Equiteams

2026-03-08

How it started

This started because my lecturer posted thesis topics on a public spreadsheet. Rafif spotted this one and asked if I wanted in, and I said yes with only a vague idea of what AI for Education was supposed to involve. I assumed I was about to do some real AI work. At that point I had never even touched PyTorch. Most of my work went into the application around an existing optimizer: onboarding, forms, assignment setup, dashboards, exports, and the integration layer that made Edu2Com usable in a real class. I built the application. Rafif handled the whole UI/UX side and all of the mascot work, and we spent a lot of days working together in Figma.¹

What goes into the payload

Each student contributes four kinds of input:

Skills: self-assessed per assignment, normalized to [0, 1]
Personality: four scores in [-1, 1] from a 41-item questionnaire
Topic preferences: optional rankings, also normalized to [0, 1]
Gender: optional person attribute

The questionnaire is MBTI-shaped because that is what the Edu2Com contract can accept: four axes, each collapsed to a number between -1 and 1.² In the app, the question order is randomized, there is one attention-check item, and submissions that come in too quickly are rejected instead of being treated as serious input.

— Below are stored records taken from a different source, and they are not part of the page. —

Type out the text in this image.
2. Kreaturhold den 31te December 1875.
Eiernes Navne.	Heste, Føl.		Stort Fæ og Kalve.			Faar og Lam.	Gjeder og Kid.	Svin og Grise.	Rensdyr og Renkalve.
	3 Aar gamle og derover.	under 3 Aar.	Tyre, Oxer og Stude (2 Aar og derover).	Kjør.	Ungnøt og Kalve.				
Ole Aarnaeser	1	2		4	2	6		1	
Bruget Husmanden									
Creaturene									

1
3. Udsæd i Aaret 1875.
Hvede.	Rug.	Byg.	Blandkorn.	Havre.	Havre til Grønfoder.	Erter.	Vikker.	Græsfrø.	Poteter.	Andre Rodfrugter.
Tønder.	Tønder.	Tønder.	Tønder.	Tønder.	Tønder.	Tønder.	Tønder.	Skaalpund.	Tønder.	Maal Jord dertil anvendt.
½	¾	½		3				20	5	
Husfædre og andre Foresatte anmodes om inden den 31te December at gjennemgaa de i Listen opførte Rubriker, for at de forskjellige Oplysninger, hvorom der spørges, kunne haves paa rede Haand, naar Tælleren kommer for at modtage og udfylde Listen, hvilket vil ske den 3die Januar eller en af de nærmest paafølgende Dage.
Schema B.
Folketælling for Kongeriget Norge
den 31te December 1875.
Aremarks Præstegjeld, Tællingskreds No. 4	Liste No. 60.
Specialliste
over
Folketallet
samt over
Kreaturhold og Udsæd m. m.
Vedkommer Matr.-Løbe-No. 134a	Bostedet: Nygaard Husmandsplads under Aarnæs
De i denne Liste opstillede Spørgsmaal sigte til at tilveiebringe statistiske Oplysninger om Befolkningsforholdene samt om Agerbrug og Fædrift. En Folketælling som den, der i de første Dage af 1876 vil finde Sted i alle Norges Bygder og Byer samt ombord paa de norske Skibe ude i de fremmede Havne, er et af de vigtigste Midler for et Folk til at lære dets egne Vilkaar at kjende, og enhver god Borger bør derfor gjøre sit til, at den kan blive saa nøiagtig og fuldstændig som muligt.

Edu2Com exposes four weights:

Weight	What it controls	Default
α	Skill matching	0.4
β	Personality	0.3
γ	Student-to-student preferences	0.2
δ	Task preferences	0.1

In my app, α, β, and δ are active. γ exists in the API and in the database schema, but the submission flow does not collect person-to-person affinity yet, so topic rankings are the preference signal that actually matters. Gender gets sent through as part of the person object, but the public API does not expose a separate gender weight.

From the papers, Edu2Com is an anytime algorithm: it builds an initial team assignment, then keeps improving it with swaps instead of brute-forcing every possible combination. That part is research. The part I got to know very well was its behavior at the boundary.

The personality result I did not expect

β was where things got weird.

I went in assuming personality compatibility would reward similarity. The live API kept pointing the other way.

The cleanest test I ran used a single two-person task. Both students had the same skill profile. All weights were set to 0 except β = 1, and initRandom was disabled so the result stayed deterministic.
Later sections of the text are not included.